L'ipotesi, che traspare chiaramente dalle testimonianze citate da Erlanger, di
una decisione da parte di USA e/o Gran Bretagna di procedere da soli con una
tale operazione, avrebbe risolto si' gli impacci causati dalla mancanza di
coesione all'interno della NATO, riconoscendo in maniera aperta e brutale la
spaccatura esistente e magari incontrando un tacito assenso da parte dei paesi
con maggiori difficolta' di ordine interno (Italia, Germania, Grecia), che si
sarebbero visti cosi' sollevati da responsabilita' dirette, ma avrebbe lasciato
in mano ai suoi esecutori un dopoguerra politicamente e militarmente da incubo,
che avrebbero dovuto affrontare da soli, a partire dalla responsabilita' della
"ricostruzione", fino alla ricomposizione del quadro politico generale, al
controllo militare sul terreno, e questo su tutto il territorio dei Balcani,
senza potere ricorrere alla NATO e con una rottura dei rapporti con la Russia.
Viste le grandi difficolta' che si riscontrano ancora oggi, a cinque mesi dagli
accordi di giugno e in un contesto tutto sommato pacifico, con la Jugoslavia
che ha diligentemente osservato tutte le condizioni, e' difficile immaginarsi
come i soli Stati Uniti e/o la Gran Bretagna avrebbero potuto affrontare il
dopoguerra dopo gli sconvolgimenti di un intervento di terra (che nella
migliore delle ipotesi, inoltre, sarebbe finito in inverno, con i profughi
ancora non rientrati).
Tuttavia, dalle testimonianze degli ultimi mesi, e' innegabile che importanti
settori dell'amministrazione USA (e della Gran Bretagna), stessero pensando di
prendere concretamente in considerazione una tale ipotesi.

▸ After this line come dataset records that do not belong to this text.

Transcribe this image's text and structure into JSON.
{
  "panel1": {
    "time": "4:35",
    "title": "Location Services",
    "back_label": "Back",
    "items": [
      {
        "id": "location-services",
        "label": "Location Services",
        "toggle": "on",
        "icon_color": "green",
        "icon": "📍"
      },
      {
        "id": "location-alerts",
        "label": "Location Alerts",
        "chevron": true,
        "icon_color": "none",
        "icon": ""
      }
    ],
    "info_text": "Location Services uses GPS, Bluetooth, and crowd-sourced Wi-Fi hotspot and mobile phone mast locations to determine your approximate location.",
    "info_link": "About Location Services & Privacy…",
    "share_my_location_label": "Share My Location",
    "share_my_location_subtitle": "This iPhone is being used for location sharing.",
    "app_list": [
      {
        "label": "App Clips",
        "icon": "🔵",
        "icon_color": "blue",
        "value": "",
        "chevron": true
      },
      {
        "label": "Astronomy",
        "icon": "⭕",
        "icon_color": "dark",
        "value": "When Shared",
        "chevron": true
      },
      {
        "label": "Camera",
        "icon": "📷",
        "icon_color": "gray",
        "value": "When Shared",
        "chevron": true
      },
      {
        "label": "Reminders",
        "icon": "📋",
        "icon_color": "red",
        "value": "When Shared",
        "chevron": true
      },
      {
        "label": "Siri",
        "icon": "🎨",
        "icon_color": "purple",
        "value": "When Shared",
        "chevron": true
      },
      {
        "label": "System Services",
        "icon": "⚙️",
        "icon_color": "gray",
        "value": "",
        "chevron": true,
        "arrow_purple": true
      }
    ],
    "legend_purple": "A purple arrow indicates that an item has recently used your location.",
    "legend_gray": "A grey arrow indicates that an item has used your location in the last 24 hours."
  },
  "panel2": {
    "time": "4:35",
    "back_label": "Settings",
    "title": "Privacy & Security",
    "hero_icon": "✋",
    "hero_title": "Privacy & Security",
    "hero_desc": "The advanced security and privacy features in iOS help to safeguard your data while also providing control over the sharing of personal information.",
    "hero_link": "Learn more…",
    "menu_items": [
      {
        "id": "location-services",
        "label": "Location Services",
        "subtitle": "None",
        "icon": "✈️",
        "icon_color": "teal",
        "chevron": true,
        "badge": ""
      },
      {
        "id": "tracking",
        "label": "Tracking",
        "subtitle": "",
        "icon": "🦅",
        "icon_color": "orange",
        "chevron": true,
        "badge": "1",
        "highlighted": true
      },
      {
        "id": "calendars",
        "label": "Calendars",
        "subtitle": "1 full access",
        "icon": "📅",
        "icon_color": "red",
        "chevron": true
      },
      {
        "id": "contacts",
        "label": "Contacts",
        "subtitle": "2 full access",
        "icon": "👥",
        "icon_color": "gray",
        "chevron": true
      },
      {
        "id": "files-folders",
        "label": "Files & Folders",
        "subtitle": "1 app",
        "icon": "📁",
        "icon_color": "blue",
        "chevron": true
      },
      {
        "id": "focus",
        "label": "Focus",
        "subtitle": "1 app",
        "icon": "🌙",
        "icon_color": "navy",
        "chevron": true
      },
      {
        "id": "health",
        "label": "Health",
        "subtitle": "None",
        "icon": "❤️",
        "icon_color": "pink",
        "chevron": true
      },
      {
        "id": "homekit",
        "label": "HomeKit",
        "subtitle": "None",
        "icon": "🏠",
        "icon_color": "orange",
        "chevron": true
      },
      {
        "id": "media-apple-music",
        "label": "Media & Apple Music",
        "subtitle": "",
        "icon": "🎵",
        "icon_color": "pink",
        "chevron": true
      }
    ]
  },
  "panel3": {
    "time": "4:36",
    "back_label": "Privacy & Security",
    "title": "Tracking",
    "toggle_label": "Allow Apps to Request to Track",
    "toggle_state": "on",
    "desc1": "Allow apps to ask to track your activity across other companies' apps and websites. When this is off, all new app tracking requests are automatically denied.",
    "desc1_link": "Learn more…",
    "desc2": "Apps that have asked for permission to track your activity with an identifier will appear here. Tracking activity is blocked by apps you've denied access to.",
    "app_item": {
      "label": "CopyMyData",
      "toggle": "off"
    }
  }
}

Il fatto che oggi
molti esponenti di tali governi cerchino, attraverso le loro rivelazioni
rilasciate ai media, di presentare tali progetti ancora non messi a punto come
una decisione nei fatti gia' presa, che sarebbe stata uno dei fattori
principali che avrebbero spinto Milosevic ad accettare un accordo, ci sembra
piu' che altro il volere mettere a posteriori una dolorosa pezza sulle estreme
difficolta' della NATO e sulle profonde divisioni evidenziatesi all'intero
dell'alleanza e degli stessi vertici statunitensi. Non va tuttavia trascurato
che e' esistita almeno la disponibilita' a prendere in considerazione una mossa
che avrebbe precipitato gli interi Balcani ancora piu' nel baratro, cosi' come
non va ignorato che, secondo quanto riferisce Erlanger, il 2 giugno erano
ancora reali i progetti che prevedevano una spartizione "bosniaca" del Kosovo,
anch'essi con conseguenze tragiche e a lungo
termine per gli interi Balcani. In entrambi i
casi (ma anche in quello del proseguimento "a
oltranza" dei bombardamenti), la NATO, e i paesi
che la compongono avrebbero compiuto un fatto
dalle conseguenze gravissime, ma che avrebbe
comunque solo confermato la sostanza della
storia di ormai quasi un decennio di loro
interventi nei Balcani, una storia fatta di
imposizione della propria violenza, di sostegno
politico e materiale a regimi repressivi e
autoritari, di colonizzazione e di brutale
sfruttamento economico, ma anche di generazione
di instabilita' e di incapacita' di gestire la
situazione a livello sia politico che militare.